Now comes phase four, supported by a new round of funding from the Ministry of Housing, Communities and Local Government (MHCLG).
“It’s about getting it adopted, getting government departments to stand up data services compliant with the standard.
“We think it might have a focus on the civil contingencies work, because we keep getting councils and resilience forums asking for more information about that. There seems to be real enthusiasm about sharing data to find people at risk during an emergency.”
Encouraging usage
iStandUK is currently taking stock to work out how to accelerate the usage of the standard, looking to work with bodies such as MHCLG, the Data Standards Authority and the Local Government Association, and using the resources it already has in place, such as its engagement team of a SAVVI coach, information governance expert and technology export.
“We’ve sent them out to councils, but our ultimate ambition is not to be at the centre of that but establish it as a competency, with SAVVI practitioners, to build a lot more capacity.
“We have some regions already talking to us about how they might want to do that. That’s we how accelerate and bring the capacity into the sector; where we become the curator for the standard; and we are encouraging a much bigger capacity with SAVVI practitioners who are making it happen and spreading the word.
“We can’t do this incrementally, one council at a time, so our phase four deliverables talk about widescale adoption and how we are going to work with existing stakeholders to bring it about.”
Next priorities
iStandUK has other priorities for the next year It is working with MHCLG and other partners on defining a set of capabilities in areas such as digital identity, and on the wider promotion of standards and secure data sharing, delving into areas including APIs and trusted networks.
But it has promoted SAVVI more loudly, reflecting the belief it could ultimately have an influence beyond support work to protect vulnerable people.
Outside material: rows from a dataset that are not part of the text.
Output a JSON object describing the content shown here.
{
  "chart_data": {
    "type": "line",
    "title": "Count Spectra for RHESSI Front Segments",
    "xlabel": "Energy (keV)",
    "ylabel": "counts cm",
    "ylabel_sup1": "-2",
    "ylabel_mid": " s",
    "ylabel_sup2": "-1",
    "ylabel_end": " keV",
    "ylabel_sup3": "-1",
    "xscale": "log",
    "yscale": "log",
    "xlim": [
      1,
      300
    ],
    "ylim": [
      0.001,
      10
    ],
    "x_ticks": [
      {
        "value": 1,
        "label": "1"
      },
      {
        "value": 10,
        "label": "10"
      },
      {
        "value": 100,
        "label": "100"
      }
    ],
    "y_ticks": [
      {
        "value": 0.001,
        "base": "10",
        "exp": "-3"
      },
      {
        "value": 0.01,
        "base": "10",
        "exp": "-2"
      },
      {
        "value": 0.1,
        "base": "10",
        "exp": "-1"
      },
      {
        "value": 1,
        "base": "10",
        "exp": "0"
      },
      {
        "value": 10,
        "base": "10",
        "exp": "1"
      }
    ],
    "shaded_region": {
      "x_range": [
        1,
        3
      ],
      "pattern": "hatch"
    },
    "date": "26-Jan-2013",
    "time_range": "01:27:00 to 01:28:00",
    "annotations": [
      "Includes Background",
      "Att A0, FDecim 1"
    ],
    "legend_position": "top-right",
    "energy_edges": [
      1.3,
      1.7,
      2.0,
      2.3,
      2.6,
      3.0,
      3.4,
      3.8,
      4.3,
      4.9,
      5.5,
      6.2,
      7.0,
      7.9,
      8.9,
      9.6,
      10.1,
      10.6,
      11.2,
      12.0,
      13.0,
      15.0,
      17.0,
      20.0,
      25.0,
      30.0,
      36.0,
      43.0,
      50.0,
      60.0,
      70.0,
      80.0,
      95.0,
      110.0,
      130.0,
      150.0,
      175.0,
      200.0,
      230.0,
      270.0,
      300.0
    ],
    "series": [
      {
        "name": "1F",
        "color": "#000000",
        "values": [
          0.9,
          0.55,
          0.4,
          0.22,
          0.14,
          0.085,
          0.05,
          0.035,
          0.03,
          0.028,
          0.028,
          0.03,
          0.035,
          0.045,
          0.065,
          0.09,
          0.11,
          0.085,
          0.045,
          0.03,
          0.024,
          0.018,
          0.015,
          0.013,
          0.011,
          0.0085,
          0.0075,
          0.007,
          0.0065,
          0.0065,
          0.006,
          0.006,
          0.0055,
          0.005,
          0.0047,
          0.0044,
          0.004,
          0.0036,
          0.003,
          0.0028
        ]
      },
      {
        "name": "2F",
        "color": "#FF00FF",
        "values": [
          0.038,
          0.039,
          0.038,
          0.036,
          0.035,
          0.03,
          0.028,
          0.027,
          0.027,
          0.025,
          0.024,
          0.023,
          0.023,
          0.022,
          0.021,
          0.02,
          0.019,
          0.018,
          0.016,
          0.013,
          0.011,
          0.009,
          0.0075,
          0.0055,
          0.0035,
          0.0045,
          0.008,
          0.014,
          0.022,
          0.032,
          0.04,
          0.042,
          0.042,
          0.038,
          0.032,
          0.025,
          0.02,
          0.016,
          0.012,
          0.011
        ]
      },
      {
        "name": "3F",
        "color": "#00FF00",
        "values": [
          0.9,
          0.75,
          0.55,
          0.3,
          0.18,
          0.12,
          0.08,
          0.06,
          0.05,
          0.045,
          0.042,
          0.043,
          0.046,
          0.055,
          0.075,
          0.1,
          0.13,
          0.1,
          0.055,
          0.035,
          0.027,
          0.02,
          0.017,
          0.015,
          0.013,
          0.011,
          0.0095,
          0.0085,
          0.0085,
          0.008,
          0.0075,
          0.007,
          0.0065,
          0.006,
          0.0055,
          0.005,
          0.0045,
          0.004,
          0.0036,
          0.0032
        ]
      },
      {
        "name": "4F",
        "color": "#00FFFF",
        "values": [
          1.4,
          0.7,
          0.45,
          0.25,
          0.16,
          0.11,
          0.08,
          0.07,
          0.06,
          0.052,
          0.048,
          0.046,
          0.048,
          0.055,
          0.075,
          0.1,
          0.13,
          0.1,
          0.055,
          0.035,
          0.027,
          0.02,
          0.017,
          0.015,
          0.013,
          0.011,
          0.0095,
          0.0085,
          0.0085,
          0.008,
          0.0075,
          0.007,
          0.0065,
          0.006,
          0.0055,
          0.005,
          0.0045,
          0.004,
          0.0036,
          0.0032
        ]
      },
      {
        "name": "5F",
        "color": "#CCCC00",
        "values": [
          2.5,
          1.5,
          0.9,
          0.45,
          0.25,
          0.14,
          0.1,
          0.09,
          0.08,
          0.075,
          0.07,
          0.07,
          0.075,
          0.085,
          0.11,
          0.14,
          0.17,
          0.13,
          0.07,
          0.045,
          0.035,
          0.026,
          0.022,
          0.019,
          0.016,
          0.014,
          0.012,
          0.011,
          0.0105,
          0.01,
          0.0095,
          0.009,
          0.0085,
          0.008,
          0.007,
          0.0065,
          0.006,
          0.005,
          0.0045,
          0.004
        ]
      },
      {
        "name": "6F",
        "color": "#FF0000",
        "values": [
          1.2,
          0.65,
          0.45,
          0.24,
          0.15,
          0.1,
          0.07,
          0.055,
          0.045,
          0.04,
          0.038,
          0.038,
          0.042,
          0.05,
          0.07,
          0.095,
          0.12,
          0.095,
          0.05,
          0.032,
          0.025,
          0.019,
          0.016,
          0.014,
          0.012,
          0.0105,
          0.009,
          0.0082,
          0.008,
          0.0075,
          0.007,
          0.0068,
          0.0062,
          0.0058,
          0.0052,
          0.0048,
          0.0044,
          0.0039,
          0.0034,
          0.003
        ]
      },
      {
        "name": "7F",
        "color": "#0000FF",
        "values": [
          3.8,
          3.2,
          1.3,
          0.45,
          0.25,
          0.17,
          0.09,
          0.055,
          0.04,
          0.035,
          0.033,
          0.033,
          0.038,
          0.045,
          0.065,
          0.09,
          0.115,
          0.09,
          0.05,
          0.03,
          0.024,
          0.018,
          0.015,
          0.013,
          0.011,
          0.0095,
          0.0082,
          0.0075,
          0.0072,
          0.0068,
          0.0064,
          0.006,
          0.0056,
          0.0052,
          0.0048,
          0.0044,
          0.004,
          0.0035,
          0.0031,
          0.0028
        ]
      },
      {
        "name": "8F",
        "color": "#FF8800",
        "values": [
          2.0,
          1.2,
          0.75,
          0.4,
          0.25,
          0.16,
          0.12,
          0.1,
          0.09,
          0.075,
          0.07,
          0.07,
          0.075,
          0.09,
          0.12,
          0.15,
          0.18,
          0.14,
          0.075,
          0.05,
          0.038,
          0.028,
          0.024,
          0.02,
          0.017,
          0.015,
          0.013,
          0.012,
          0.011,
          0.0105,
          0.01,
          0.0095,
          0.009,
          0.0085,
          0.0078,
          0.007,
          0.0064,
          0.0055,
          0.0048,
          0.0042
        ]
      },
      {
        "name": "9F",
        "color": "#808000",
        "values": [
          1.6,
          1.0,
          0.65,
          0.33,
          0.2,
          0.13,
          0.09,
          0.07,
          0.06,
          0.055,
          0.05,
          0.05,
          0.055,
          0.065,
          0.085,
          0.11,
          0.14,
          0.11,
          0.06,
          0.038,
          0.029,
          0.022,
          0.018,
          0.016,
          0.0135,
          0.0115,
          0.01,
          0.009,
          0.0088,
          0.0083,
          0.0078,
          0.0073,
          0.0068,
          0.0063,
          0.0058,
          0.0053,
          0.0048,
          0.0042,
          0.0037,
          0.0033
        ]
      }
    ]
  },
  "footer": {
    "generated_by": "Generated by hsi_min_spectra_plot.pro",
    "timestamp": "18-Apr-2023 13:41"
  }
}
Davidson emphasises that it has a relevance to the wider issue of data sharing in public services, and that it could feed into other initiatives.
“SAVVI is almost the first that time that government has thought about sharing data not in the silos of government but making it ready to share across boundaries, breaking down the siloes,” he says.
“We’re learning quite a bit and government departments are keen to use it as an exemplar on data sharing and standards. It’s a practical example of data standards that hopefully can influence a more foundational feeling on how to collaborate on standards.”